Article in “People Management” has reported that the majority of employers, 82 per cent, have said they will continue to offer childcare voucher schemes to staff after the government launches its tax-free scheme in autumn 2015, research has shown.
Plans for a new tax-free childcare subsidy were announced in this year’s Budget, and hailed as a benefit worth up to £2,000 per child for as many as 1.9 million working families.
However, concerns about the new system have been previously raised by tax experts suggesting that some working mums and dads could be worse off under the government scheme.

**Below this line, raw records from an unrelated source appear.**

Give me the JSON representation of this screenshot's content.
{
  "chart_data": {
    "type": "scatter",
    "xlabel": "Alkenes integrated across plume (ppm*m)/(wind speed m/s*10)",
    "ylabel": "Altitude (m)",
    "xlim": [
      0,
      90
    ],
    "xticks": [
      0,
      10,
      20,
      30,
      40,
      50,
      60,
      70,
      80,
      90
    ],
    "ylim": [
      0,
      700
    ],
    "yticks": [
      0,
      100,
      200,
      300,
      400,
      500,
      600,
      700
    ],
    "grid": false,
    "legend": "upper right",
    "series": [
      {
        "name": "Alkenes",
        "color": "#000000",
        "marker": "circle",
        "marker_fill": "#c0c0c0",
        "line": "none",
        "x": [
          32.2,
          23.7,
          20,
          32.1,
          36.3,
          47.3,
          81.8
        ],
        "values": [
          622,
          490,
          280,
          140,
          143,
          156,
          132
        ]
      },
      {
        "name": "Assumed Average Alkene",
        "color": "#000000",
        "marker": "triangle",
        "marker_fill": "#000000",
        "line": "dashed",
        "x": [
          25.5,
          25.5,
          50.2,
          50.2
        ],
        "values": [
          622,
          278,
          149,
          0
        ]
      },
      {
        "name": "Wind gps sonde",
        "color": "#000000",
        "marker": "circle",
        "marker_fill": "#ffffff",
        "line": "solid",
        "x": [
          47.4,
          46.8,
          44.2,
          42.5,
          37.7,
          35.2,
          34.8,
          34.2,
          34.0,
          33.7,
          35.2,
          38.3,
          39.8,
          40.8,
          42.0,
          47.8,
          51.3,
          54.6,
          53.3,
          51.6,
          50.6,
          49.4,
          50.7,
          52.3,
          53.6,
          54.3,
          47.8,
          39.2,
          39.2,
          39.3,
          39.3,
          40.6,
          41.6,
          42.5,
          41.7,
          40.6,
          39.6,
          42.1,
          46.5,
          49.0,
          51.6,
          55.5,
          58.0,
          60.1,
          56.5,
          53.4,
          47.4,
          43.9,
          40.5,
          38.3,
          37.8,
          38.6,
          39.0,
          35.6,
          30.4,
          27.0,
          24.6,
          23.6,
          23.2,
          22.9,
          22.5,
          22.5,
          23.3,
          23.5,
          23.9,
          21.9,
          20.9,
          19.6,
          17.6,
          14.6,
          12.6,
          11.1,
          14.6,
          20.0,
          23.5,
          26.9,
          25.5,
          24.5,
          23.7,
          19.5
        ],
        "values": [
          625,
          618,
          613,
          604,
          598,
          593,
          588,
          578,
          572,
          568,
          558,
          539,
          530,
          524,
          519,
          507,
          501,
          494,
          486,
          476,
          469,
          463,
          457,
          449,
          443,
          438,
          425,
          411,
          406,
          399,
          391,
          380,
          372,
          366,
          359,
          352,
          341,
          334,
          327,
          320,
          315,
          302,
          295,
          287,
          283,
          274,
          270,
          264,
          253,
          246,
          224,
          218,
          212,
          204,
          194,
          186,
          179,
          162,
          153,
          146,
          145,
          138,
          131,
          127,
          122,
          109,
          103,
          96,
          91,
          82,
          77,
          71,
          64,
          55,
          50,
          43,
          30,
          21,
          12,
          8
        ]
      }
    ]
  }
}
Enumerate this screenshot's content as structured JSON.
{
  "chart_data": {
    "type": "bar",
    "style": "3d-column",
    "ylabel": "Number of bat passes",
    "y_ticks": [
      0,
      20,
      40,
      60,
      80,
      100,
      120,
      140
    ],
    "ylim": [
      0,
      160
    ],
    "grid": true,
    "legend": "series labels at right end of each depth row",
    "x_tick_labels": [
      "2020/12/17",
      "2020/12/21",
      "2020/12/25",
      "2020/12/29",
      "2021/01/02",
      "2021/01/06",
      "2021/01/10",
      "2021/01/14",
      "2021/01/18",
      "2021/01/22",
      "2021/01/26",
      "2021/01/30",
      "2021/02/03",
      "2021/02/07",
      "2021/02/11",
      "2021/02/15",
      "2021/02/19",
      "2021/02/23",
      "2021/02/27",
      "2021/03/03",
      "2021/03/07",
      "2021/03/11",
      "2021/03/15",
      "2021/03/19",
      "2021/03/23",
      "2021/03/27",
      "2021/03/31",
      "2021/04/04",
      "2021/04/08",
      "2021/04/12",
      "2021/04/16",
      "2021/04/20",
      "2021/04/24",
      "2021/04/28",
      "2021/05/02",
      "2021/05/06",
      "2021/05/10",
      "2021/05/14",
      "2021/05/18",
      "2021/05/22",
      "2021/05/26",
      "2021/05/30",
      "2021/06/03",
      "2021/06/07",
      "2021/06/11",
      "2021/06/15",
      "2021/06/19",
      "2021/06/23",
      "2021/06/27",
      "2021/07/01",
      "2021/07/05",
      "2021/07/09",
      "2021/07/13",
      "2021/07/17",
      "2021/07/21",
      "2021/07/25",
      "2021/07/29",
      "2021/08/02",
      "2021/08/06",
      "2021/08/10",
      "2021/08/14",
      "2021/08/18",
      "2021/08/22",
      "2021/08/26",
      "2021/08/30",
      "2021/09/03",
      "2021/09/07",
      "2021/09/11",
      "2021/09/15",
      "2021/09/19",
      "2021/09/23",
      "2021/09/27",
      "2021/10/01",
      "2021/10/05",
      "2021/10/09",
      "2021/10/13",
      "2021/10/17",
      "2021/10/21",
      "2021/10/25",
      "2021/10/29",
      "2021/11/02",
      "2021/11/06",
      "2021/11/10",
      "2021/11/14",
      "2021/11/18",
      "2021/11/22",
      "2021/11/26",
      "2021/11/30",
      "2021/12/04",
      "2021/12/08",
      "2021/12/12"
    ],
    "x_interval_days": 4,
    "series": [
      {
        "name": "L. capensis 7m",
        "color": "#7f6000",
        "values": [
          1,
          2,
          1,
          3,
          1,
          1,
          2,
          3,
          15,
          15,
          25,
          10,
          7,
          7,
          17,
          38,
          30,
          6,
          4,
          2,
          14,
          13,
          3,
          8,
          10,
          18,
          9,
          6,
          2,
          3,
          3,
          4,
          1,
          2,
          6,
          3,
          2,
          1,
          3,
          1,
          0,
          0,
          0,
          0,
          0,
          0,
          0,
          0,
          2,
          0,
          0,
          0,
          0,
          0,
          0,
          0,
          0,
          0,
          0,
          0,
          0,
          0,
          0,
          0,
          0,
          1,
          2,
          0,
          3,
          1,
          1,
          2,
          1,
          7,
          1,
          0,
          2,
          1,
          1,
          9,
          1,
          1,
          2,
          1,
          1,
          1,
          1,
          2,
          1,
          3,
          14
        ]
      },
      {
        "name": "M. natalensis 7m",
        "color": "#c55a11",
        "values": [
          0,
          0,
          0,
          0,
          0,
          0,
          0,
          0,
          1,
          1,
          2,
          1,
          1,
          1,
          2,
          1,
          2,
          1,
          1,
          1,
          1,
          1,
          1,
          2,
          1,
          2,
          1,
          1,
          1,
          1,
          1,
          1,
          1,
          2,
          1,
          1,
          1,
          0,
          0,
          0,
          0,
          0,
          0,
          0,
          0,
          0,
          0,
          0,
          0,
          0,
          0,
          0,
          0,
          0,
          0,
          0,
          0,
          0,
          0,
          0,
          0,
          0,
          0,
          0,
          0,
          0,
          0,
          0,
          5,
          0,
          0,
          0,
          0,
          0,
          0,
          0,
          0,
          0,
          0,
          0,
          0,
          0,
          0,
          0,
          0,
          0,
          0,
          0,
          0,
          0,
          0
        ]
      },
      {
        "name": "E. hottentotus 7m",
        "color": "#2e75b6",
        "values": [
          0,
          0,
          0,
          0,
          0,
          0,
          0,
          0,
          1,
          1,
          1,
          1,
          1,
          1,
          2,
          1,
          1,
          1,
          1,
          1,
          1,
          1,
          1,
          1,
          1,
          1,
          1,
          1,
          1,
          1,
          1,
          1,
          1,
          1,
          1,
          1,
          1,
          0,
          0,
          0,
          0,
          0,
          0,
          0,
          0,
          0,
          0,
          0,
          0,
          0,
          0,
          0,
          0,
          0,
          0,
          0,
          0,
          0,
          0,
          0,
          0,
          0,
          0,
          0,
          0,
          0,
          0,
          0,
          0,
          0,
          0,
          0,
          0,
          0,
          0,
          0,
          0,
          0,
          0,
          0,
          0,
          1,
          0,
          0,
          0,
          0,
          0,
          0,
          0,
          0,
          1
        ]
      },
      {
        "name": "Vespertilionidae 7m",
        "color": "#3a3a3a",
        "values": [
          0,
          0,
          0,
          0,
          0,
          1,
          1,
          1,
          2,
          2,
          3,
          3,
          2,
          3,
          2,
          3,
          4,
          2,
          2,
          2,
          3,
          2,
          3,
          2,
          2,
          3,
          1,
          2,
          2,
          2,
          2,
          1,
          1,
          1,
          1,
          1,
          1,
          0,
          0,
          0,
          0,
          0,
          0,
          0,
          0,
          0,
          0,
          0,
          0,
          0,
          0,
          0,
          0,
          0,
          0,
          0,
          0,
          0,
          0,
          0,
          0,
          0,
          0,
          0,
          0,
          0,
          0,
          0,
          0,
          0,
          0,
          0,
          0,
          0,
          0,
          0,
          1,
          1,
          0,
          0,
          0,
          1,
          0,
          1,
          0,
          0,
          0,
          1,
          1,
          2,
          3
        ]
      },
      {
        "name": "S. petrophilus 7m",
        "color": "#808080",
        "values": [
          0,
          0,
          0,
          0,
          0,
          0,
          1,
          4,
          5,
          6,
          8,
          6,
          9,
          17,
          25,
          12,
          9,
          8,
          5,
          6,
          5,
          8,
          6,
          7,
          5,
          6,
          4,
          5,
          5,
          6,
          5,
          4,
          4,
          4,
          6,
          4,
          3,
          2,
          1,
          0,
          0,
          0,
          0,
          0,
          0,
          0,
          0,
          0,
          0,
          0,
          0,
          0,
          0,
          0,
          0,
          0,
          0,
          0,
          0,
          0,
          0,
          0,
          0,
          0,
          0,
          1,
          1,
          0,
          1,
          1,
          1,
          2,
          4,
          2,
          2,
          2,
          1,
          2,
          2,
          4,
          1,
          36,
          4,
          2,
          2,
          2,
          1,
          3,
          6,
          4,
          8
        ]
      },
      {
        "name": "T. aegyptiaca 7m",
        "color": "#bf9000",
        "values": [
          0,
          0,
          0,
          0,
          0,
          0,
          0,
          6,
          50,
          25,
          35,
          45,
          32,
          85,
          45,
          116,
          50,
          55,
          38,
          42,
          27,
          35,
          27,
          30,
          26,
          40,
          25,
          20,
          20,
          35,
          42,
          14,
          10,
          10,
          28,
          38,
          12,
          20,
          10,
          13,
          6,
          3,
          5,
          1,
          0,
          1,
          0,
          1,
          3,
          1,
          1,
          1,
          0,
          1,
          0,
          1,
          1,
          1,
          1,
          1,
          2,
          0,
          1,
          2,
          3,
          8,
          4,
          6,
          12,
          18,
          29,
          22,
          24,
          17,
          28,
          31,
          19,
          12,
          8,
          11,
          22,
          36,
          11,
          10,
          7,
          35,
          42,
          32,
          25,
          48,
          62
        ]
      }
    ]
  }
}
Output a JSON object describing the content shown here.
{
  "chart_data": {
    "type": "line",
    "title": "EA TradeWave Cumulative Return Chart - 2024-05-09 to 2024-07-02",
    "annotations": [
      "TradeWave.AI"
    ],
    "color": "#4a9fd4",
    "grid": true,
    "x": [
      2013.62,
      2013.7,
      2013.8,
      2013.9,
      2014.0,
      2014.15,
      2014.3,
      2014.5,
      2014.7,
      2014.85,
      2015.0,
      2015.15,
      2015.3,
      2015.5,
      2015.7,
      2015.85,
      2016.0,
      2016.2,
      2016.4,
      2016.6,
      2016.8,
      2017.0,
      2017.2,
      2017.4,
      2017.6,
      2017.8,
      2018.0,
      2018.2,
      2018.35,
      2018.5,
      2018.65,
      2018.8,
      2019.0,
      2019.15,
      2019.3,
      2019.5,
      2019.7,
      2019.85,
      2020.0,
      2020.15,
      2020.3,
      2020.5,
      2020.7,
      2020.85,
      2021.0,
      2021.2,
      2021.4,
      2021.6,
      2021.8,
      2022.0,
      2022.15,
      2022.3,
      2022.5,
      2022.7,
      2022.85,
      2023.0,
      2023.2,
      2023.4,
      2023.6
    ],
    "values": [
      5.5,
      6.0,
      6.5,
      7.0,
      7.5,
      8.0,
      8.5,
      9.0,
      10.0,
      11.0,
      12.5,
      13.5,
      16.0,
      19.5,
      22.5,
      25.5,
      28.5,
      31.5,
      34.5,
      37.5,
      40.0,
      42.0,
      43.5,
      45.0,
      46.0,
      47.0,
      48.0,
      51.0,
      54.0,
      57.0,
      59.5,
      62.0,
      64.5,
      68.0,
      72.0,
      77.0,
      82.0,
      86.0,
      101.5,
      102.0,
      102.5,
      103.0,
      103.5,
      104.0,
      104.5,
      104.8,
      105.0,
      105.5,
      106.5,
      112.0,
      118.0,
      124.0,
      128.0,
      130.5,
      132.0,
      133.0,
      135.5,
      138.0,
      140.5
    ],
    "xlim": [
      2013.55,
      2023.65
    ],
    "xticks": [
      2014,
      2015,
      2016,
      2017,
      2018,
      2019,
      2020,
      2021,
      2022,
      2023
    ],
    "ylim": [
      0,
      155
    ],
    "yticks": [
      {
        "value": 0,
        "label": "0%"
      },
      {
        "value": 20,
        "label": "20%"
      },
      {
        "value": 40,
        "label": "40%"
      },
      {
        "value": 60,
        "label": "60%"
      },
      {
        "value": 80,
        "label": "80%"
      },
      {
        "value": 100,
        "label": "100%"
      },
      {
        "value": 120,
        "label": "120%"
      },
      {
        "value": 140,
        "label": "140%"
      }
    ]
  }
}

Working parents who pay basic rate tax and who spend less than £5,720 may be better off staying in their existing childcare voucher scheme, experts said when the scheme was first announced.
In addition parents spending between £5,720 and £7,321.60 on care for their offspring while they are at work would be worse off if they switch from childcare voucher scheme to the new scheme in 2015.
Following the Budget announcement, two government consultation responses have so far failed to quell concerns, with research suggesting that the majority of employers will continue to offer vouchers as a benefit after the introduction of Tax Free Childcare (TFC).
Less than 3 per cent of employers said they would no longer provide childcare vouchers for working parents. Jelf researchers suggested these employers may have been influenced by some of the improvements to the TFC proposals announced in March – most notably the acceleration of provision for the under 12s.
A further 14 per cent of employers were “not sure” whether they would scrap vouchers.
Steve Herbert, head of benefits strategy at Jelf Employee Benefits, commented: “As more detail has become known regarding the government’s proposals for TFC it has become increasingly apparent that some employees will be better off retaining their membership under an existing employer supported childcare voucher scheme. So it’s encouraging that so many employers are now actively considering retaining such arrangements to help these employees access this vital government support towards the rising cost of childcare.”
Herbert added: “Although the final outline for TFC is significantly more generous and wider reaching than originally proposed – it still leaves many families worse off or unable to access this vital support.”
He said that it was “unlikely” that any more improvements would be made to the government’s proposals before introduction next year and he urged employers to retain their schemes for the moment.